The American Association for the Advancement of Science has been awarded a grant from the Alfred P. Sloan Foundation to further efforts of higher education institutions to improve diversity, equity and inclusion outcomes in science, technology, engineering and mathematics (STEM) education.
The grant will enable AAAS to once again collaborate with EducationCounsel, a mission-focused education policy and law consulting firm, to update the 2010 “Handbook on Diversity and the Law: Navigating a Complex Landscape to Foster Greater Student and Faculty Diversity in Higher Education.” The first edition, also funded by a Sloan Foundation grant, focused on what can be done to advance student and faculty diversity in higher education STEM programs in a challenging legal landscape.
Pursuing many types of diversity is a high priority for institutions of higher education but achieving racial and gender diversity requires abiding by strict legal requirements. That legal landscape has become more complex since 2010, according to the team updating the handbook.
Forty years of Supreme Court admission-related decisions recognize that student body diversity promotes learning outcomes and better prepares students for a diverse workforce. The court’s most recent decisions, Fisher I and II in 2013 and 2016, continue to allow admissions programs to consider race when needed to create educational benefits of diversity. The Fisher cases, however, emphasize that institutions must produce evidence of the need to consider race to achieve authentic educational diversity interests. Fisher requires diversity programs relating to higher education admissions policies to abide by strict legal rules and base their admissions policies on evidence that can hold up under evaluation.
Recent years also have seen an expansion in the scope of court and administrative challenges to diversity, equity and inclusion efforts — from race in college admissions to race and gender in co-curricular programs and gender in mentoring, scholarship and community-building programs that specifically target women.
To help colleges and universities navigate such challenges, with an emphasis on STEM fields but applicable beyond, the handbook’s second edition and accompanying resources will address Supreme Court and other federal and state court decisions since the handbook’s last publication.
The updated handbook will explain related court cases and actions by the U.S. Department of Education and other agencies. It also will provide new and updated strategies to advance such policies while satisfying existing legal standards, preparing for future developments, and maintaining commitment to diversity efforts.
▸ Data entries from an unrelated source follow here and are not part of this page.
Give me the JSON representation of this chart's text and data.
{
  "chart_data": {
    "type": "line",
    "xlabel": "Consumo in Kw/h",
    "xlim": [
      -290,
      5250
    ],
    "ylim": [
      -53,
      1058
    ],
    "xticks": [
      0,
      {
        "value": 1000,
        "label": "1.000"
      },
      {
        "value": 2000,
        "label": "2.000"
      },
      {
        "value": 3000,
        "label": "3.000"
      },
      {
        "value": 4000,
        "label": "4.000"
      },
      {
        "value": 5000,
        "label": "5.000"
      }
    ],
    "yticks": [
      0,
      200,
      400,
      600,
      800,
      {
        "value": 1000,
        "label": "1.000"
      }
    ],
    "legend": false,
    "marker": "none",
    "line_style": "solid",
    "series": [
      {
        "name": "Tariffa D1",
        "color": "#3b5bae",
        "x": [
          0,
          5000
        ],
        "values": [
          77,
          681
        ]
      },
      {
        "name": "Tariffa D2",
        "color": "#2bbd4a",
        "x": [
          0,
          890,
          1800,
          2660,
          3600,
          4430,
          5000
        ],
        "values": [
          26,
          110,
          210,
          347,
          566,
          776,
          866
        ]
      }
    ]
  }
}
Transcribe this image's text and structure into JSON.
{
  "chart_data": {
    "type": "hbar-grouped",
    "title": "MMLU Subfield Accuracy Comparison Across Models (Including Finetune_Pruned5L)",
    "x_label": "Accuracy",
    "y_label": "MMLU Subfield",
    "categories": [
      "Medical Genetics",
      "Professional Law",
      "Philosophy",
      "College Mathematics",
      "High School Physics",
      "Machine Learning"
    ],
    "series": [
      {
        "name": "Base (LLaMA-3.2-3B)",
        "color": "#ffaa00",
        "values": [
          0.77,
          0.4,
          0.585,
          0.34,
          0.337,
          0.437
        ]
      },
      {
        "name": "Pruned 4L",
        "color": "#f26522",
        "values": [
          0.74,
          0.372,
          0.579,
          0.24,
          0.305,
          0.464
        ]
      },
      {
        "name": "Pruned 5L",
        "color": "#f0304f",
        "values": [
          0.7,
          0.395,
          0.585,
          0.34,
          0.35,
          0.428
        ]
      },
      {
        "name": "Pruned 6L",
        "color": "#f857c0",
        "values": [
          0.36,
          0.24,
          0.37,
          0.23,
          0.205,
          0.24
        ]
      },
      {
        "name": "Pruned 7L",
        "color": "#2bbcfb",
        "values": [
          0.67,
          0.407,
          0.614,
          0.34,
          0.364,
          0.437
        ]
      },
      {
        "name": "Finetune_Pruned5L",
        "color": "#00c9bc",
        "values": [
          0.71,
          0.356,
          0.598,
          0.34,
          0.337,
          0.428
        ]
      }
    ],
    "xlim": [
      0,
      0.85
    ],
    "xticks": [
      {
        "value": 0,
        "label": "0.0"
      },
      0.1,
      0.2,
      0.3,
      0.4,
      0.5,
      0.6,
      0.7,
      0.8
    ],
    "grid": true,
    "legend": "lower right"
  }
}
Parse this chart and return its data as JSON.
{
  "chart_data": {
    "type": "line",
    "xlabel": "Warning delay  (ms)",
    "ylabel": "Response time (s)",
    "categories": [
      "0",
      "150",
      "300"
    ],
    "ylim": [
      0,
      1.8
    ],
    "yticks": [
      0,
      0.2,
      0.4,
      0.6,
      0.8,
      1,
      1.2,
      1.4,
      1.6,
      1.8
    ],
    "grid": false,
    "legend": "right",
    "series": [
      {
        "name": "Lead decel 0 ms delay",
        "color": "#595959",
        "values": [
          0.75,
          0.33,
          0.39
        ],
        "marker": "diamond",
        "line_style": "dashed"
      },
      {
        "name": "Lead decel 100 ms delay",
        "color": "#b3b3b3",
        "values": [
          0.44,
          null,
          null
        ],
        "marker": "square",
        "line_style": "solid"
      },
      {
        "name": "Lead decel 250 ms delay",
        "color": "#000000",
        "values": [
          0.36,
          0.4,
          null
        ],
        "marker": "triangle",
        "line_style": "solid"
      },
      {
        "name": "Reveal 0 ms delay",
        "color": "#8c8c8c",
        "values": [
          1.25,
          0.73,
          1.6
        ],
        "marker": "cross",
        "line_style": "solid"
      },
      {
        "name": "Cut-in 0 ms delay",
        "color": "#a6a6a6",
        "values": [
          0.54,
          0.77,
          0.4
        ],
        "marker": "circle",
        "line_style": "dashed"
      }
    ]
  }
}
The handbook will further offer practical guidance to make it easier for institutions to collect necessary documents and statistics to explain and defend admissions policies designed to advance diversity.
Research has long shown that diversity in the classroom and the workforce yields significant benefits, yet many STEM fields continue to pose systemic barriers to inclusion of people of color and women among other groups, leaving behind abundant intellectual talent for fields critical to quality of life, prosperity of society and well-being of the planet, said Shirley Malcom, director of the SEA Change program at AAAS, which engages colleges and universities to make structural changes to recruit, retain and support underrepresented groups in STEM.
If educational institutions cannot provide meaningful access to higher education in STEM to people whose participation has been limited, Malcom said, “America’s contributions to the international innovation engine, and our civic, economic and national security interests, will be sorely diminished.”
“The stakes are so high,” Malcom added.
With the $500,000 grant from the Sloan Foundation, AAAS and EducationCounsel aim to develop guidance and tools needed by institutions of higher education to maintain and increase their admissions, inclusion and equity programs in ways that work.
“While the legal landscape has become increasingly challenging, advancing diversity, equity and inclusion in STEM remains doable if you do it right,” said Jamie Lewis Keith, partner at EducationCounsel and the editor and a co-author of the handbook’s first edition.
The handbook’s second edition and accompanying resources, expected in spring 2020, are intended to be useful to a broad range of faculty, staff and legal experts whose collaboration is key to enhancing and engaging diversity for success in education and research. This update is intended to help institutions understand the policies and laws that affect their diversity initiatives – as well as how they can govern and manage their efforts to produce impact and remain legally sustainable.
The updated handbook and related projects will complement other AAAS efforts that support diversity, equity and inclusion, including the SEA Change initiative. With the grant, AAAS and EducationCounsel efforts will be useful to many institutions, including those participating in SEA Change.
“We are enormously grateful to the Alfred P. Sloan Foundation for enabling AAAS and EducationCounsel to partner on this critical work to equip higher education institutions and their policy and legal leaders with guidance, strategies and practical tools they need to stay strongly committed,” said Lewis Keith. “A team-oriented focus on what can be done — and how to do it effectively, but wisely — will help institutions meet new and developing challenges successfully.”
With legal challenges “further narrowing the navigable waters” for colleges and universities, Malcom said, “helping institutions get it right is what we’re trying to do.”